Offloading to worker threads
When a task is genuinely CPU-heavy and unavoidable — image resizing, cryptography, compression, large-scale parsing — move it off the main thread with the worker_threads module. Each worker has its own V8 instance and event loop, so the work runs truly in parallel without touching your request-handling loop.
// pool.js — run CPU work in a worker, await the result
import { Worker } from "node:worker_threads";
export function runTask(workerData) {
return new Promise((resolve, reject) => {
const worker = new Worker(new URL("./worker.js", import.meta.url), {
workerData,
});
worker.once("message", resolve);
worker.once("error", reject);
worker.once("exit", (code) => {
if (code !== 0) reject(new Error(`Worker exited with ${code}`));
});
});
}
// worker.js — the heavy computation lives here
import { workerData, parentPort } from "node:worker_threads";
import { createHash } from "node:crypto";
let hash = workerData;
for (let i = 0; i < 1_000_000; i++) {
hash = createHash("sha256").update(hash).digest("hex");
}
parentPort.postMessage(hash);
The main thread stays responsive while worker.js grinds through a million hash rounds. In a real service, keep a fixed pool of workers (one per CPU core) rather than spawning a new one per request — worker startup costs tens of milliseconds. Libraries like piscina provide a battle-tested pool, or you can build one around the snippet above.
Breaking up long tasks
Not every long task deserves a worker. If the work is mostly synchronous JavaScript over a large collection, you can yield the loop periodically so other callbacks get a turn. Slice the work into batches and hand control back with setImmediate between batches.
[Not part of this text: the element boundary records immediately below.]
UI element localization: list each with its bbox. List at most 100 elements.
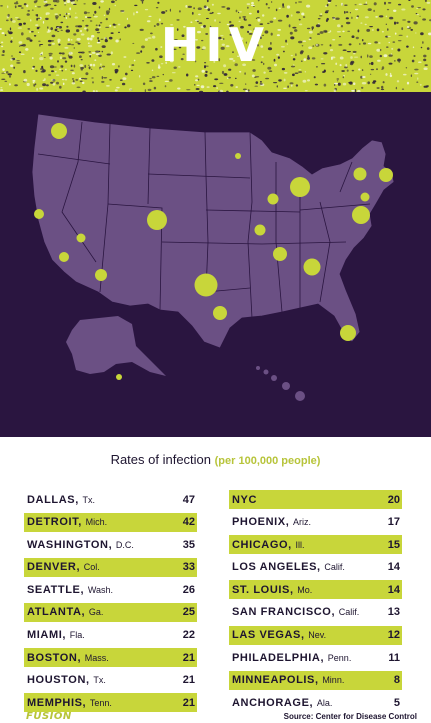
texture-speck bbox=[211, 33, 214, 36]
texture-speck bbox=[337, 24, 341, 28]
alaska-shape bbox=[66, 316, 166, 376]
texture-speck bbox=[67, 43, 72, 45]
texture-speck bbox=[183, 25, 186, 28]
texture-speck bbox=[366, 28, 371, 32]
texture-speck bbox=[20, 44, 24, 47]
texture-speck bbox=[353, 53, 356, 55]
texture-speck bbox=[59, 68, 62, 70]
city-label: SAN FRANCISCO, bbox=[232, 606, 336, 619]
texture-speck bbox=[277, 29, 282, 31]
texture-speck bbox=[23, 70, 26, 74]
texture-speck bbox=[340, 25, 344, 28]
texture-speck bbox=[293, 64, 295, 66]
texture-speck bbox=[9, 83, 11, 86]
texture-speck bbox=[105, 17, 108, 21]
texture-speck bbox=[151, 59, 155, 62]
texture-speck bbox=[203, 5, 207, 9]
texture-speck bbox=[150, 32, 153, 35]
texture-speck bbox=[62, 82, 65, 86]
rates-table-left: DALLAS, Tx. 47 DETROIT, Mich. 42 WASHINGTON,… bbox=[24, 490, 197, 716]
texture-speck bbox=[185, 5, 188, 8]
table-row: BOSTON, Mass. 21 bbox=[24, 648, 197, 668]
texture-speck bbox=[308, 38, 311, 41]
texture-speck bbox=[376, 48, 381, 52]
city-name: HOUSTON, Tx. bbox=[27, 674, 106, 686]
texture-speck bbox=[91, 51, 96, 54]
texture-speck bbox=[257, 10, 260, 14]
texture-speck bbox=[196, 46, 201, 49]
texture-speck bbox=[235, 9, 238, 13]
texture-speck bbox=[86, 12, 90, 14]
texture-speck bbox=[243, 17, 246, 21]
texture-speck bbox=[351, 35, 355, 38]
state-abbrev: Ga. bbox=[88, 607, 104, 618]
city-label: LOS ANGELES, bbox=[232, 561, 321, 574]
texture-speck bbox=[32, 57, 34, 60]
texture-speck bbox=[92, 90, 95, 92]
texture-speck bbox=[180, 58, 184, 61]
texture-speck bbox=[327, 0, 332, 3]
texture-speck bbox=[110, 32, 114, 34]
city-name: NYC bbox=[232, 494, 257, 506]
texture-speck bbox=[92, 63, 96, 67]
texture-speck bbox=[75, 25, 80, 28]
texture-speck bbox=[8, 31, 13, 35]
texture-speck bbox=[73, 47, 76, 49]
texture-speck bbox=[242, 88, 247, 91]
texture-speck bbox=[361, 69, 364, 71]
texture-speck bbox=[385, 35, 389, 38]
texture-speck bbox=[0, 41, 4, 44]
city-dot-st-louis bbox=[254, 224, 266, 236]
texture-speck bbox=[361, 86, 364, 89]
texture-speck bbox=[256, 17, 260, 19]
texture-speck bbox=[105, 26, 110, 28]
texture-speck bbox=[129, 88, 133, 91]
texture-speck bbox=[290, 65, 296, 68]
texture-speck bbox=[298, 71, 303, 73]
texture-speck bbox=[306, 4, 311, 8]
city-dot-denver bbox=[147, 210, 167, 230]
texture-speck bbox=[335, 17, 340, 20]
texture-speck bbox=[369, 55, 373, 58]
texture-speck bbox=[209, 72, 213, 75]
texture-speck bbox=[336, 78, 340, 80]
texture-speck bbox=[26, 4, 29, 8]
infection-rate: 12 bbox=[387, 629, 400, 642]
texture-speck bbox=[47, 39, 52, 43]
texture-speck bbox=[54, 13, 58, 15]
city-label: DENVER, bbox=[27, 561, 81, 574]
texture-speck bbox=[124, 26, 127, 29]
city-dot-chicago bbox=[267, 193, 279, 205]
texture-speck bbox=[101, 80, 105, 83]
table-row: LOS ANGELES, Calif. 14 bbox=[229, 558, 402, 577]
texture-speck bbox=[364, 23, 367, 26]
texture-speck bbox=[39, 44, 44, 45]
texture-speck bbox=[130, 69, 134, 72]
city-dots bbox=[34, 123, 393, 380]
texture-speck bbox=[197, 78, 200, 81]
texture-speck bbox=[80, 51, 85, 54]
texture-speck bbox=[302, 79, 307, 83]
texture-speck bbox=[103, 14, 106, 16]
texture-speck bbox=[55, 74, 60, 76]
texture-speck bbox=[237, 55, 240, 57]
texture-speck bbox=[221, 6, 226, 8]
texture-speck bbox=[80, 77, 85, 80]
texture-speck bbox=[7, 30, 10, 33]
texture-speck bbox=[358, 68, 361, 71]
city-label: CHICAGO, bbox=[232, 538, 292, 551]
texture-speck bbox=[375, 16, 378, 18]
texture-speck bbox=[59, 56, 62, 60]
texture-speck bbox=[337, 82, 341, 86]
page-title: HIV bbox=[160, 18, 271, 72]
texture-speck bbox=[426, 1, 431, 4]
table-row: CHICAGO, Ill. 15 bbox=[229, 535, 402, 555]
texture-speck bbox=[48, 74, 52, 76]
texture-speck bbox=[339, 56, 344, 60]
texture-speck bbox=[301, 12, 305, 16]
texture-speck bbox=[93, 14, 95, 16]
city-label: NYC bbox=[232, 493, 258, 506]
texture-speck bbox=[219, 89, 224, 92]
texture-speck bbox=[295, 53, 297, 57]
texture-speck bbox=[74, 16, 78, 19]
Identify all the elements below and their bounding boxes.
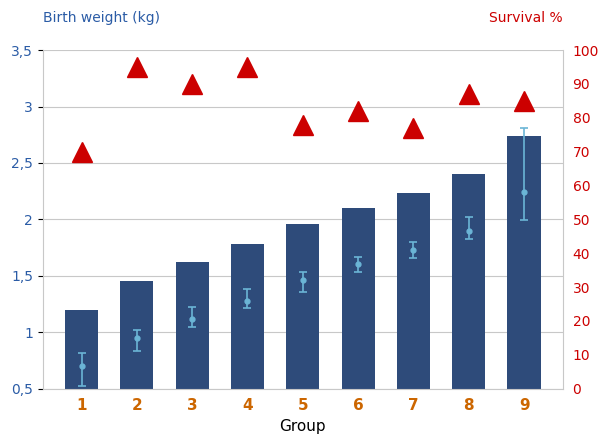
Text: Survival %: Survival % bbox=[489, 11, 563, 25]
Bar bbox=[231, 244, 264, 388]
Bar bbox=[397, 194, 430, 388]
Bar bbox=[176, 262, 209, 388]
Bar bbox=[65, 310, 98, 388]
X-axis label: Group: Group bbox=[279, 419, 326, 434]
Bar bbox=[342, 208, 375, 388]
Bar bbox=[508, 136, 540, 388]
Text: Birth weight (kg): Birth weight (kg) bbox=[43, 11, 160, 25]
Bar bbox=[286, 224, 320, 388]
Bar bbox=[452, 174, 486, 388]
Bar bbox=[120, 281, 154, 388]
// Process a huge array without starving the loop
async function processInBatches(items, batchSize, handle) {
for (let i = 0; i < items.length; i += batchSize) {
const batch = items.slice(i, i + batchSize);
for (const item of batch) handle(item);
// Yield: let queued I/O and timers run before the next batch
await new Promise((resolve) => setImmediate(resolve));
}
}
await processInBatches(records, 1000, (r) => transform(r));
setImmediate schedules the continuation after the current I/O phase, so pending requests are serviced between batches. Prefer it over setTimeout(fn, 0), which is clamped to a minimum delay and adds avoidable latency.
A few common offenders and their fixes:
| Blocking pattern | Fix |
|---|---|
fs.readFileSync in a request path | Use await fs.readFile (async) |
JSON.parse on multi-MB payloads | Stream-parse, or do it in a worker |
crypto.pbkdf2Sync / bcrypt sync | Use the async variants |
| Tight loops over big arrays | Batch with setImmediate, or use a worker |
| Synchronous template/regex on huge input | Bound input size; offload heavy cases |
Best Practices
- Treat the event loop as a shared resource: any synchronous function over ~10 ms is a latency tax on every concurrent request.
- Monitor
monitorEventLoopDelayp99 in production and alert when it crosses your latency budget. - Always prefer the asynchronous form of core APIs (
fs.readFile,crypto.pbkdf2,zlib.gzip) over their*Synccounterparts in hot paths. - Offload genuinely CPU-bound work to a pooled set of
worker_threads, sized to your core count — never spawn a worker per request. - Break large synchronous loops into batches and yield with
setImmediateso I/O and timers stay responsive. - Profile before optimizing: use
--cpu-proforclinic flameto find the actual hot function instead of guessing. - Cap the size of untrusted input (request bodies, uploads) so a single payload can’t monopolize the loop.